CRIMEAN TATARS 'TARGETED'

Since the annexation in March, around 3,000 Crimean Tatars have left the peninsula for mainland Ukraine.

The U.N. has also pointed to the erosion of human rights in Crimea, which remains under the occupation of pro-Russian militias who particularly threaten the Crimean Tatars.

Crimean Tatars have complained that they have been targeted for speaking their Turkic language in public and have had their homes marked by pro-Russian militiamen.

The Crimean Tatar Mejlis (Parliament) was also threatened with closure after they organized protests for former Mejlis head Mustafa Jemilev, who has been barred from entering the peninsula for five years along with current leader Refat Chubarov.

Earlier this month, Qirim News Agency general coordinator Ismet Yuksel was also given the same five-year ban.

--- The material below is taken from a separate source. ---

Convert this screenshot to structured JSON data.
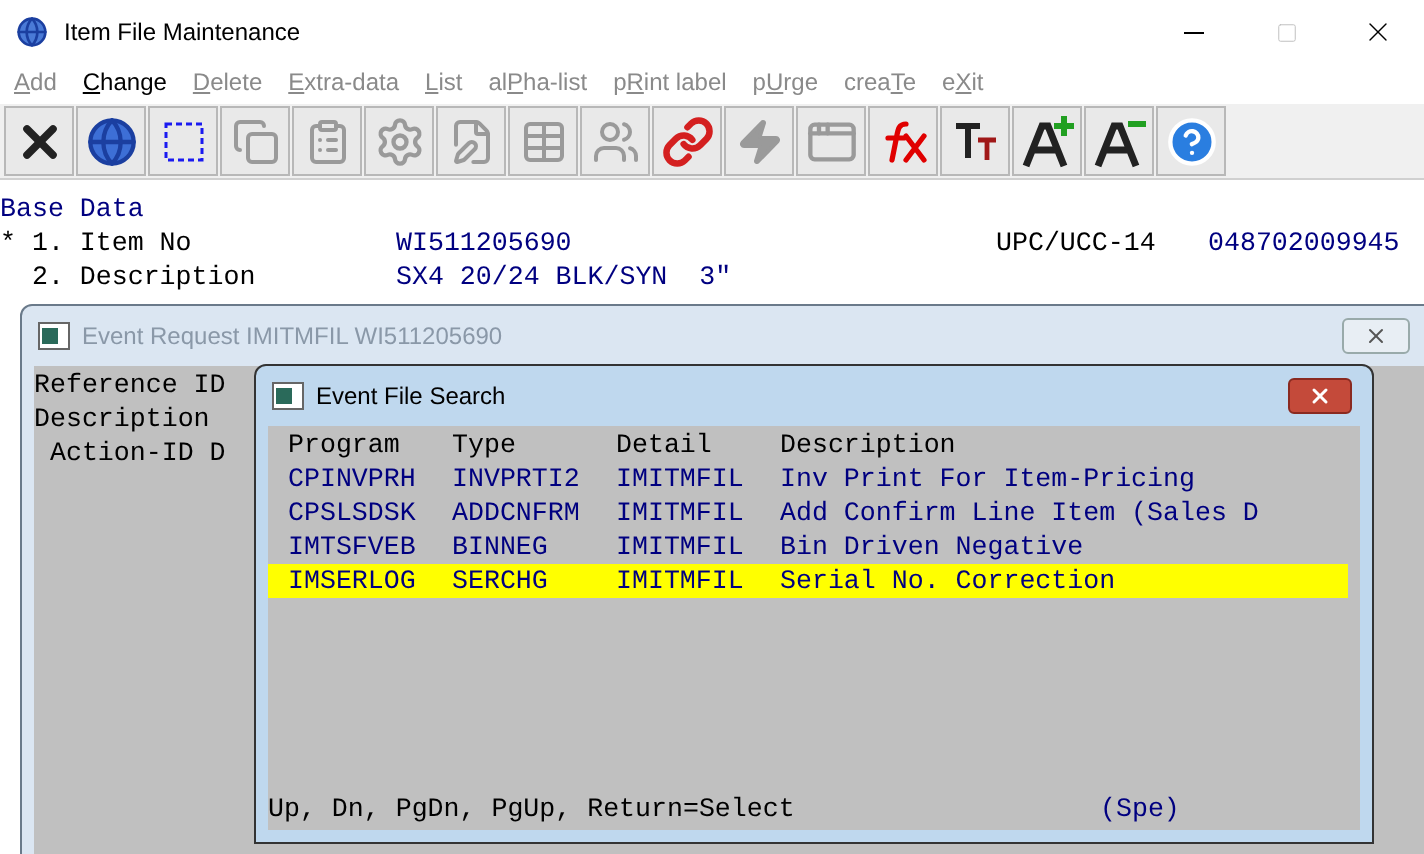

The Crimean Tatars have largely opposed the annexation of Crimea by Russia, fearing a repeat of the events of 1944 when they were completely expelled as part of former Soviet dictator Josef Stalin's policy.

They gradually started returning in the early 1990s after the fall of the Soviet Union, but still live as a minority in their homeland as they were displaced by ethnic Russian settlers who migrated there later on.

Since the annexation, Russia has been granting Russian citizenship to the people of Crimea in replacement of their Ukrainian nationality. Crimean Tatars, who have campaigned to reject Russian citizenship, reserve the right to remain as Ukrainian citizens, but will by default become foreigners in their homeland.